Describe the microbiology of C. perfringens

Answer 20

Gram-positive spore-forming rods, although spores are seldom seen in clinical specimens.
Gram-stain of wound exudates are notable for the absence of PMN’s due to the cytotoxic effects of alpha toxin.
C. perfringens has an exceptionally fast growth rate, with a generation time of 8 minutes.
The organism is relatively aerotolerant.

Question 21

How many toxins does C perfringens produce, what is the most important, and what does it do?

Answer 21

C. perfringens is known to produce 12 toxin that are active on tissues, plus an enterotoxin. The most important is alpha toxin, a phospholipase C (lecithinase) that cleaves phosphatidyl choline, a major lipid component of eukaryotic cell membranes. It is lyses a variety of cell types, including RBC’s, platelets, leukocytes and endothelial cells; resulting in destruction of vital tissue and widespread capillary damage.

Question 22

What diseases does C. perfringens cause?

Answer 22

1. Soft tissue infections include:
   a) cellulitis,
   b) fasciitis and
   c) myonecrosis (gas gangrene) in order of increasing damage to the surrounding tissue.
2. Clostridial food poisoning

Question 23

What is gas gangrene and how does it present?

Answer 23

Gas gangrene (clostridial myonecrosis) is a life-threatening, progressively destructive infection of a contaminated wound.
Sudden onset of pain around the wound, followed rapidly by discoloration, swelling, and the appearance of foul-sweet smelling watery exudate.
The usual setting is that of a crushing-type traumatic wound (gunshot, industrial and automobile accidents) in which there is considerable tissue damage and impaired bloodflow to the area (i.e. creation of an anaerobic environment).
Nearly half of incidents occur following bowel surgery.
Mortality is 40-60%.

Question 24

How is C. perfringens treated?

Answer 24

Treatment requires surgical debridement to remove dead tissue and antibiotic therapy.
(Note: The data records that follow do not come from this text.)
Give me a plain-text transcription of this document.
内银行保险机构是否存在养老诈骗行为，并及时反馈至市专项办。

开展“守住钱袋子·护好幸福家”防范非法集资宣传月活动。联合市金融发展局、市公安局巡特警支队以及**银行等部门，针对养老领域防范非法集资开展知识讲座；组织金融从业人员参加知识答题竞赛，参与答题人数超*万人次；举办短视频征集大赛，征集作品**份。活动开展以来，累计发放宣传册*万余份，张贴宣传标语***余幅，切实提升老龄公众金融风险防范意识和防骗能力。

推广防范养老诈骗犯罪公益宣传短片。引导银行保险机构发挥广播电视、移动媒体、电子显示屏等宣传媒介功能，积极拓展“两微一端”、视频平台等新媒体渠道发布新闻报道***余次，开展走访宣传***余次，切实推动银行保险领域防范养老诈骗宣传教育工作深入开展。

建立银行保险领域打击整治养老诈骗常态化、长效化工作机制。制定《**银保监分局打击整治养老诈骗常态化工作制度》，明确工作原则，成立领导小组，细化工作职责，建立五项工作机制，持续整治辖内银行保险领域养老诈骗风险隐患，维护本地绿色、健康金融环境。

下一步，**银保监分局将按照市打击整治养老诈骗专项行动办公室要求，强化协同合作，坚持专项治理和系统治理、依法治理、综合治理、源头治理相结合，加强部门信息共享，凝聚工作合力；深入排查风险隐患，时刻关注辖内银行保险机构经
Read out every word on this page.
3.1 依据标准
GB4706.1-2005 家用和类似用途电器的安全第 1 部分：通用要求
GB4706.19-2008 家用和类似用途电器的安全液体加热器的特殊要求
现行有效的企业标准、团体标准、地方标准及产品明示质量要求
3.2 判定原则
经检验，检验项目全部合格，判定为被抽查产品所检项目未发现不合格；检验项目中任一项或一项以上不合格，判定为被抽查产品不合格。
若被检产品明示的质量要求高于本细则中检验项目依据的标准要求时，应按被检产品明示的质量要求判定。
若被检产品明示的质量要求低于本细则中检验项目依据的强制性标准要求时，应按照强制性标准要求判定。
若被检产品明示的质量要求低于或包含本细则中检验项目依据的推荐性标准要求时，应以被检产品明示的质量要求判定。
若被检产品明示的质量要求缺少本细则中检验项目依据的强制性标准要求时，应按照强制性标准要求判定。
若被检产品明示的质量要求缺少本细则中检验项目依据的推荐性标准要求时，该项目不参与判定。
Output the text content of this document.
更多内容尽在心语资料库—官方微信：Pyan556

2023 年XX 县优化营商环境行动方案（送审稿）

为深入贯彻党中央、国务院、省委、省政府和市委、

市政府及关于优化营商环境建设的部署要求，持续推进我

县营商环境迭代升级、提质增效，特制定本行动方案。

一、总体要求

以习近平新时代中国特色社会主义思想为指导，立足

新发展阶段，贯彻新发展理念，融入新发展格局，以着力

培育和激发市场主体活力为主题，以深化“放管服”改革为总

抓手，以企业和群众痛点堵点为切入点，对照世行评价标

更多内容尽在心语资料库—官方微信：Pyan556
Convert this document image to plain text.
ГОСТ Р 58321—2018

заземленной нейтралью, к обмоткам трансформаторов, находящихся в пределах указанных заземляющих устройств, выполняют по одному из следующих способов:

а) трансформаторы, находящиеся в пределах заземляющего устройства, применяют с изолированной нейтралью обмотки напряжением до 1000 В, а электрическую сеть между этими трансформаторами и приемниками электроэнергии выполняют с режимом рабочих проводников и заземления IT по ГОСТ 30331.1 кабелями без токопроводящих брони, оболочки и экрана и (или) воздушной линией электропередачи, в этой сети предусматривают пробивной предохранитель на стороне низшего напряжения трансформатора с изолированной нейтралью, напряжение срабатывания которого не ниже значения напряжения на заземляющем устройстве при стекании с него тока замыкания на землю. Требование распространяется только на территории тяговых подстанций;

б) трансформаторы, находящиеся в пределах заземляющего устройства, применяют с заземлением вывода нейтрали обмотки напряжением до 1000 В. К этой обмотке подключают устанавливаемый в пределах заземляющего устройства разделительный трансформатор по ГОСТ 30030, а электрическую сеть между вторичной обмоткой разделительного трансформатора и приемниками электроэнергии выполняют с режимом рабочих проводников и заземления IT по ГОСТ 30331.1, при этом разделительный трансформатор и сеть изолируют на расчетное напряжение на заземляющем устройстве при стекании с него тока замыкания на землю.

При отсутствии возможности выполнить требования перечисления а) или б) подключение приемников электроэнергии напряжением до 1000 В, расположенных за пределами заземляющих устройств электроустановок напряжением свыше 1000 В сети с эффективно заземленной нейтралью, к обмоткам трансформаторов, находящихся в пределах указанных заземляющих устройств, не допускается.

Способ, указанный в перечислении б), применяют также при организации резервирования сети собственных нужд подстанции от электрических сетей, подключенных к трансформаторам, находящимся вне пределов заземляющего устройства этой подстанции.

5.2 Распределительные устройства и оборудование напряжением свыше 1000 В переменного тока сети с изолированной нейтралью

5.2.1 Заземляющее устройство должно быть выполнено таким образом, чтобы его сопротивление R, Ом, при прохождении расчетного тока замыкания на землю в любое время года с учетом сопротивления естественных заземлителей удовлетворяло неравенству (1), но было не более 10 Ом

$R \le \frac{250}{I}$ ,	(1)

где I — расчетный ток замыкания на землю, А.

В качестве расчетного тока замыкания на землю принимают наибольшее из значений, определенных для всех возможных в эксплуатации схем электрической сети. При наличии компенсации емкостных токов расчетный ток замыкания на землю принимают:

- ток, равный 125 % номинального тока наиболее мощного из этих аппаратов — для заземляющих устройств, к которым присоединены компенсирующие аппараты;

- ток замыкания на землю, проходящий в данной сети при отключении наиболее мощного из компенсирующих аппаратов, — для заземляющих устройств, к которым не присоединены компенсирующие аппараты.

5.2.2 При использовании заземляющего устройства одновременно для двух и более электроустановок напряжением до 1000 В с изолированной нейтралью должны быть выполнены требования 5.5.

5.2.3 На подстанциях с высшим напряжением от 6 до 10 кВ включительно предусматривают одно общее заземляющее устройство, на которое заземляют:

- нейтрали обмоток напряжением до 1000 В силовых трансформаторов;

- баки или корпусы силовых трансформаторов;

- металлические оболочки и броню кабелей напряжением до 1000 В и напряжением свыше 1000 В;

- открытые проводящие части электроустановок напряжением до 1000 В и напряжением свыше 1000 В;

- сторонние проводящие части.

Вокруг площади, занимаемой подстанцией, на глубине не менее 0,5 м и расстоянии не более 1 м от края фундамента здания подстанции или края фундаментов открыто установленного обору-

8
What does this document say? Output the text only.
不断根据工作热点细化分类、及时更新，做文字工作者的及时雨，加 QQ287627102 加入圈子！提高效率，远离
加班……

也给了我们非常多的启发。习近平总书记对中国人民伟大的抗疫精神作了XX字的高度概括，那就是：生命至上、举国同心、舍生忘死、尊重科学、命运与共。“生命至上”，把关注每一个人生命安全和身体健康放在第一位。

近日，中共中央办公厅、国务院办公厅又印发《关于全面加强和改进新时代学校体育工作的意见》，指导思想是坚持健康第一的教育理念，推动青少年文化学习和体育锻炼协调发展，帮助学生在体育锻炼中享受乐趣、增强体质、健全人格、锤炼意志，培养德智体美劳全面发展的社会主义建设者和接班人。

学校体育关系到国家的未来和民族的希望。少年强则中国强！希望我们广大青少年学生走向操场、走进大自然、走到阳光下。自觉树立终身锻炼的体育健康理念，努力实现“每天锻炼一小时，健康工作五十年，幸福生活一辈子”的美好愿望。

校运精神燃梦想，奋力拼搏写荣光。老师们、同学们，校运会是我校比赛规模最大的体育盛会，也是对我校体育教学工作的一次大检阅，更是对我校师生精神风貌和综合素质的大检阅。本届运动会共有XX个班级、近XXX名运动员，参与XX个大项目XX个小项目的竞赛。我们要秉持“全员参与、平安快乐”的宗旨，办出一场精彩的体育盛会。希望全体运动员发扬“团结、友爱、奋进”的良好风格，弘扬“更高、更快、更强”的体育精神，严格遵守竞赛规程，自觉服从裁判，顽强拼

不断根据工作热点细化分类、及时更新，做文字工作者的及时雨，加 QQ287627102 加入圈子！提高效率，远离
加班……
Hyperbaric oxygen may be useful since high oxygen tension inhibits growth and toxin production.

Question 25

How is C. difficile infection caused?

Answer 25

Antibiotic treatment
Alteration of the normal enteric flora allows either
1) overgrowth by endogenous C. difficile, or
2) makes the patient more susceptible to colonization and infection by exogenous organisms.
Historically, disease was thought to be uniquely associated with clindamycin usage, but virtually all antibiotics have now been implicated.

Question 26

How does C. difficile spread?

Answer 26

This is perhaps the only clostridial disease in which there is significant risk of person-to-person spread. Clustering of diarrhea and colitis cases in hospital wards has been shown to be associated with nosocomial spread of the organism to at-risk patients. Spread of the organism is facilitated by the ability of C. difficile to readily sporulate, and spores are resistant to alcohol-based hand sanitizer.

Question 27

What toxins does C difficile produce?

Answer 27

Disease is attributed to production of two toxins by C. difficile:
Toxin A (an enterotoxin) and
Toxin B (a cytotoxin).
Toxins are phage encoded, and only certain strains of C. difficile are lysogenized, produce toxin and capable of causing disease.

Question 28

How is C. difficile treated?

Answer 28

Treatment includes antibiotic therapy with an antimicrobial specifically effective against C. difficile, e.g., metronidazole (first line drug) and oral vancomycin (second-line drug). Prolonged treatment is indicated and recurrence of disease is not uncommon

Intestinal Microbiota Transplantation (Fecal Transplant). Used with patients with recurring C. diff disease in spite of prolonged antibiotic treatment is IMT.